Thunder Bay Tourist Pagoda National Historic Site of Canada
Thunder Bay, Ontario
© Parks Canada Agency/Agence Parcs Canada, 1988.
170 Red River Road, Thunder Bay, Ontario
Historic Sites and Monuments Act (R.S.C., 1985, c. H-4)
1909 to 1909
Event, Person, Organization:
Port Arthur Industrial Commission
H. Russell Halton
Thunder Bay Tourist Pagoda
Research Report Number:
1986-046, 1989-OB-02, 2011-CED-SDC-022
This tourist kiosk was erected in 1909 to promote Port Arthur’s social and economic merits to visitors and investors. Its eye-catching architecture and strategic location reflect civic boosterism and the city’s rivalry with nearby Fort William decades before the two amalgamated to create Thunder Bay. This eclectic but carefully conceived structure combines a striking pagoda-shaped roof topped by a domed cupola, classically inspired pilasters flanking the entrance, and a patriotic beaver-and-maple-leaf motif over the door. Local architect H. Russell Halton’s cheery design still attracts the attention of visitors today.
Description of Historic Place
Thunder Bay Tourist Pagoda National Historic Site of Canada is an early tourism bureau built in a novelty design inspired by a mixture of classical and Asian architecture. An octagonal brick structure surrounded by a verandah, it has a pagoda-shaped roof with cupola and a columned entranceway surmounted by a carved beaver. It is located at the foot of Red River Road and Water Streets, near the waterfront and historic railway, in the downtown Port Arthur section of Thunder Bay. The designation refers to the building on its legal lot.
Thunder Bay Tourist Pagoda was designated a national historic site of Canada in 1986 because it symbolizes the themes of civic boosterism and inter-city rivalry in the early 20th century; and it has an eccentric but carefully conceived design.

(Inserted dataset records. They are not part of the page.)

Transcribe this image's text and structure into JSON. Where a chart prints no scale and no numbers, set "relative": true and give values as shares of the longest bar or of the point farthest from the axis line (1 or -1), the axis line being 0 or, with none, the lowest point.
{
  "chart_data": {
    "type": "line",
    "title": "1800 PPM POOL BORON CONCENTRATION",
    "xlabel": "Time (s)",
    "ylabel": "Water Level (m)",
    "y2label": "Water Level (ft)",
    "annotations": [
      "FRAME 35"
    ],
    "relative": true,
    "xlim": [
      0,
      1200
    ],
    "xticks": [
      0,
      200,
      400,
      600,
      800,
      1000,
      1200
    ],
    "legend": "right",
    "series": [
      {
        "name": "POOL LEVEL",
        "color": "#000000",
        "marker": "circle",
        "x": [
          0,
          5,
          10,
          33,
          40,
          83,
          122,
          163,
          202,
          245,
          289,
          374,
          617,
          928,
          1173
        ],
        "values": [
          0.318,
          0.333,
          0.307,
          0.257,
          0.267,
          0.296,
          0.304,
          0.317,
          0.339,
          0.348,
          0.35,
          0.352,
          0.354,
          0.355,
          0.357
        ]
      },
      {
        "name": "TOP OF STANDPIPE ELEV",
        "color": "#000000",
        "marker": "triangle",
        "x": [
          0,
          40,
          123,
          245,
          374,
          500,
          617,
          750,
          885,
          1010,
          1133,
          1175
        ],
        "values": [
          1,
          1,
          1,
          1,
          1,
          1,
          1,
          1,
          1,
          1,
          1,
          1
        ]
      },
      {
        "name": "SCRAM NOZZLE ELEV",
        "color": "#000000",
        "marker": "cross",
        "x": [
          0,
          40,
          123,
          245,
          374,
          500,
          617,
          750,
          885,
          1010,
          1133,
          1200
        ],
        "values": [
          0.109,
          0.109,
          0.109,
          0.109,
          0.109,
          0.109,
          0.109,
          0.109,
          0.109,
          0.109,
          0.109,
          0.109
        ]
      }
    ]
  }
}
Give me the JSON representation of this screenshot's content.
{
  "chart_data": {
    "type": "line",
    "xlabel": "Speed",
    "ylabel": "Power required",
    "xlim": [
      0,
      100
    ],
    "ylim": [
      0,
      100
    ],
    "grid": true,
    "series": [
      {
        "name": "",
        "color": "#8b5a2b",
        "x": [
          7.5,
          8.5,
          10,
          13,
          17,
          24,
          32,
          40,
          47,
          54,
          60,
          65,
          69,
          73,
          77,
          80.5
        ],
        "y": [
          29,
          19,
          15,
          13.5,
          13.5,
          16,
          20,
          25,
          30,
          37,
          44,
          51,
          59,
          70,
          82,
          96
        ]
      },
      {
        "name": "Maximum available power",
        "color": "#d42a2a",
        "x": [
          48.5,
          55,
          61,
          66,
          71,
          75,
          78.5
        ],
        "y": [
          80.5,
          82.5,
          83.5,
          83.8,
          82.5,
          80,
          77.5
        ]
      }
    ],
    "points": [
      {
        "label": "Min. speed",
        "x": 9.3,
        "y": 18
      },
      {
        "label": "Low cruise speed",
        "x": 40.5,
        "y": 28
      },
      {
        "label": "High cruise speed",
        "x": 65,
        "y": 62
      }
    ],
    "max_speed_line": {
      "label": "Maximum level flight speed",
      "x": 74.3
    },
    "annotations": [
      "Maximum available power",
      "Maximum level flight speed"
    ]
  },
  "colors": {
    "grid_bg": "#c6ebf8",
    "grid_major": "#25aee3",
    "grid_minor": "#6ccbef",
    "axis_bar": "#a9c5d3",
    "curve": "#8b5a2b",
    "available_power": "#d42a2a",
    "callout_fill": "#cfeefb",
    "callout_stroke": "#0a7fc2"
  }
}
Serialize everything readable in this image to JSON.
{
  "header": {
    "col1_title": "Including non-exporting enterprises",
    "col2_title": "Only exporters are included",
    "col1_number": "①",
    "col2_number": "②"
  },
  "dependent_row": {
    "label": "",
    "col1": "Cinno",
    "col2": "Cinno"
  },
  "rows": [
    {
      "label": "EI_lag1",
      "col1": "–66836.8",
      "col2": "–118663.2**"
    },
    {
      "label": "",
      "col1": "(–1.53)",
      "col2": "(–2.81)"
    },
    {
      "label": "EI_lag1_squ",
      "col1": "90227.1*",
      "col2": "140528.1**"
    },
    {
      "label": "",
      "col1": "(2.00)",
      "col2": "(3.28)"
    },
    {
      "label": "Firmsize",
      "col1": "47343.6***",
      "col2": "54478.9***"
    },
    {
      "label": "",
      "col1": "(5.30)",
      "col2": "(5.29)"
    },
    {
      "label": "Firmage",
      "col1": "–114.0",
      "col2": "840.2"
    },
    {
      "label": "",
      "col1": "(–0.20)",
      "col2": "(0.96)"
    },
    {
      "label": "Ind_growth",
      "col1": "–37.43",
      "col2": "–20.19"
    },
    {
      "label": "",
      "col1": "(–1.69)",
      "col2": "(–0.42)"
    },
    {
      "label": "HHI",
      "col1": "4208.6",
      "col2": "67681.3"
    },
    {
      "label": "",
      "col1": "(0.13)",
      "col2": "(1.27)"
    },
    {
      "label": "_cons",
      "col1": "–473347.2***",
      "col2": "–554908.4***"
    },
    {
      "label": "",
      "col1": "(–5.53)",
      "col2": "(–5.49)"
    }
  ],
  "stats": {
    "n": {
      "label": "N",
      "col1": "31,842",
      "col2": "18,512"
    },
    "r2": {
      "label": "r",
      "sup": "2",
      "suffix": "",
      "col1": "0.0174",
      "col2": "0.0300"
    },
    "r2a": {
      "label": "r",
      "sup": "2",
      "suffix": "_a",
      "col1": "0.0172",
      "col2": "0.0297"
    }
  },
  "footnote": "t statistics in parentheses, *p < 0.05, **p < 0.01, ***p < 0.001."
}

The Thunder Bay Tourist Pagoda was designed by local architect H. Russell Halton, and built by the Port Arthur Industrial Commission in 1909. It was an early tourism bureau designed to attract the attention of train and ship passengers traveling through Port Arthur, in order to promote the town's advantages as an industrial and tourism centre at a time when it's rival, nearby Fort William, was becoming an increasingly important transportation hub. The pagoda continued to be used as a tourism bureau until declining rail traffic made its future uncertain. By 1986 it had closed and its future remained in doubt until it eventually was restored as a heritage facility.
Source: Historic Sites and Monuments Board of Canada, Minutes, Nov. 1986, Nov. 1989.
Key features contributing to the heritage value of this site include:
the location of the pagoda at a historic nexus of water, rail and road transportation; its landscaped site; its octagonal footprint and single-storey massing under a broad pagoda-shaped roof with domed cupola; its broad, overhanging eaves supported by free-standing columns; the classical inspiration of its main entry under a pedimented porch with columns flanking the paneled entry door; the beaver and maple leaf motif decoration over the entry; the brick construction with wood detailing; its use of metal roofing; continued legibility of its original interior layout; the integrity of surviving original interior furnishings and fittings; evidence of its original tourism function.